I hope in the next few weeks. Of course, we're training her then letting her go...so THEN she'll have questions. But maybe I'll have less on my plate so I can answer them without being in a rush Knock on wood! My boss is slammed....to be fair....so it's falling on me right now with a lot of it. She's very experienced in HR, so it's just a matter of getting her used to our systems, etc.
SO busy lately. All house stuff it seems...either cleaning, talking to realtors, looking on the MLS, etc. I tried to check in earlier but the electric company decided to turn power off for a couple hours for scheduled maintenance. Somehow DH didn't get/see the notice...I was not happy (it was during C's nap...no monitor, no white noise, no internet...fun times!). Much better now that we've been to the park and came home to the power being back on!
I admit I post on ML some times because this places is slow. But I do love you girls. I think we're all just kinda busy. and let's face it all life goes on outside of the internet.
I would post more but I can no longer post/read in a moving vehicle.
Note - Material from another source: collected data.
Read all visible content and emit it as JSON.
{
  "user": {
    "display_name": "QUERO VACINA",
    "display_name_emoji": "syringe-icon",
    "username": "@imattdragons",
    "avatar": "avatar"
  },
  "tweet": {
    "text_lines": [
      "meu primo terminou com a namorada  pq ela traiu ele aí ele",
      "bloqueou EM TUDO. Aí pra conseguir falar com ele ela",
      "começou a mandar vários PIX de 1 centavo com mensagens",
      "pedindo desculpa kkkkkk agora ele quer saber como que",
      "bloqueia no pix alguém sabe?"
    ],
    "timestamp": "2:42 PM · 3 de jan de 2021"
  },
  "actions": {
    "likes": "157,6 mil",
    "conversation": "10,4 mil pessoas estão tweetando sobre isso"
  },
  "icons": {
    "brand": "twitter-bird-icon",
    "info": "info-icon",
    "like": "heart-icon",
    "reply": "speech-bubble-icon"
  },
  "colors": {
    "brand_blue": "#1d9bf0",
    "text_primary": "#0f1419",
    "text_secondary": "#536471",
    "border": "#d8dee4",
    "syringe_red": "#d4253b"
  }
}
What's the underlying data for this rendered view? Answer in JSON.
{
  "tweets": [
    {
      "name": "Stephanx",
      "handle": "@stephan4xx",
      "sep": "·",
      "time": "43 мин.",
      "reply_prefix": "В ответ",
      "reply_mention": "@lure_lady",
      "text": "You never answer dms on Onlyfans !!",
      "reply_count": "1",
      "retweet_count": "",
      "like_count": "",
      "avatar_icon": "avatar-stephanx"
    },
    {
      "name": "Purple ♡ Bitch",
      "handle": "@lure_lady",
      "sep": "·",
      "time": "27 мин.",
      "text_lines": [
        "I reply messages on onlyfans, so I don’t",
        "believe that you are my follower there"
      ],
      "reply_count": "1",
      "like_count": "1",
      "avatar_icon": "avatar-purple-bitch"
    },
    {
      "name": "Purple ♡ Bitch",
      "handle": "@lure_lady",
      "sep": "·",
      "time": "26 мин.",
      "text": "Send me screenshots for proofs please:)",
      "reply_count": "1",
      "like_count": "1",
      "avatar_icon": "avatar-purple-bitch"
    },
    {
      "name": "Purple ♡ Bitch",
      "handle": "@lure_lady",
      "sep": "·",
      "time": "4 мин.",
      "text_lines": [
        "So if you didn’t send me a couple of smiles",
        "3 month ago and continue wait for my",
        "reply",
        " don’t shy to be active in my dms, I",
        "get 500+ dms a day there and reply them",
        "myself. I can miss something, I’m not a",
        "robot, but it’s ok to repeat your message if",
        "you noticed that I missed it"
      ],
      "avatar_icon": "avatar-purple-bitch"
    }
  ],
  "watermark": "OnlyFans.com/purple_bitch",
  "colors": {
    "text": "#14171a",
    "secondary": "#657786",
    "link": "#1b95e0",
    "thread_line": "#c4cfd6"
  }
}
Most of the time I post from work while my partner is driving, but the motion sickness is unreal.
((hugs)) grover How's the new house? Any TTC update (seeing OB/RE and getting answers)? I'm really sorry you are still struggling and hope/pray that better days are ahead for you.
I am around, but not posting as much. I don't have a lot of exciting things going on, and I am trying to be more zen and go with the flow, so I'm also trying not to complain about stuff, haha. grover I am also struggling with TTC stuff. I feel like one of the only ones left and it's depressing if I let myself think about it too much. We are kind of on a break from treatments while I'm focusing on losing weight, but still definitely trying on our own. I can't even really participate on TTTC anymore because that also depresses me because I feel like everyone there is being proactive and actually doing something, and I'm in this holding pattern. I know losing weight is doing something, and it might help, but then again, it might not, and then I'm wasting more time. Sigh, idk, this whole thing sucks, but I am really trying to keep my mind off of it as much as possible.
((hugs)) mac08 Sorry you are struggling too. How's the weight loss going? How long do you anticipate before you reach your goals? Hope you are able to achieve them fast and who knows, hopefully get a surprise BFP while you are on break from treatments!
((hugs)) HoneySpider What does your doctor say...are you cleared to TTC again or still waiting on things from your last m/c? Do you think you will TTC on your own for awhile or move forward with IVF (I think I remember you mentioning maybe doing IVF early 2016?)? I really cannot imagine the path you and your DH have traveled in all this...it's completely unfair and words cannot express how much I cannot wait for you to hold your sweet, precious son or daughter.
((hugs)) HoneySpider What does your doctor say...are you cleared to TTC again or still waiting on things from your last m/c? Do you think you will TTC on your own for awhile or move forward with IVF (I think I remember you mentioning maybe doing IVF early 2016?)? I really cannot imagine the path you and your DH have traveled in all this...it's completely unfair and words cannot express how much I cannot wait for you to hold your sweet, precious son or daughter.
found out on Monday that my hcg is finally back to normal....so we are now cleared to TTC again. I don't feel a pull to jump right into treatment so we'll probably eye IVF for early 2016. We have a lot going on right now and then I want to enjoy the holidays and not worry about traveling and such so I think the timing will be good. I'm guessing after a few failed cycles on our own I'll feel ready.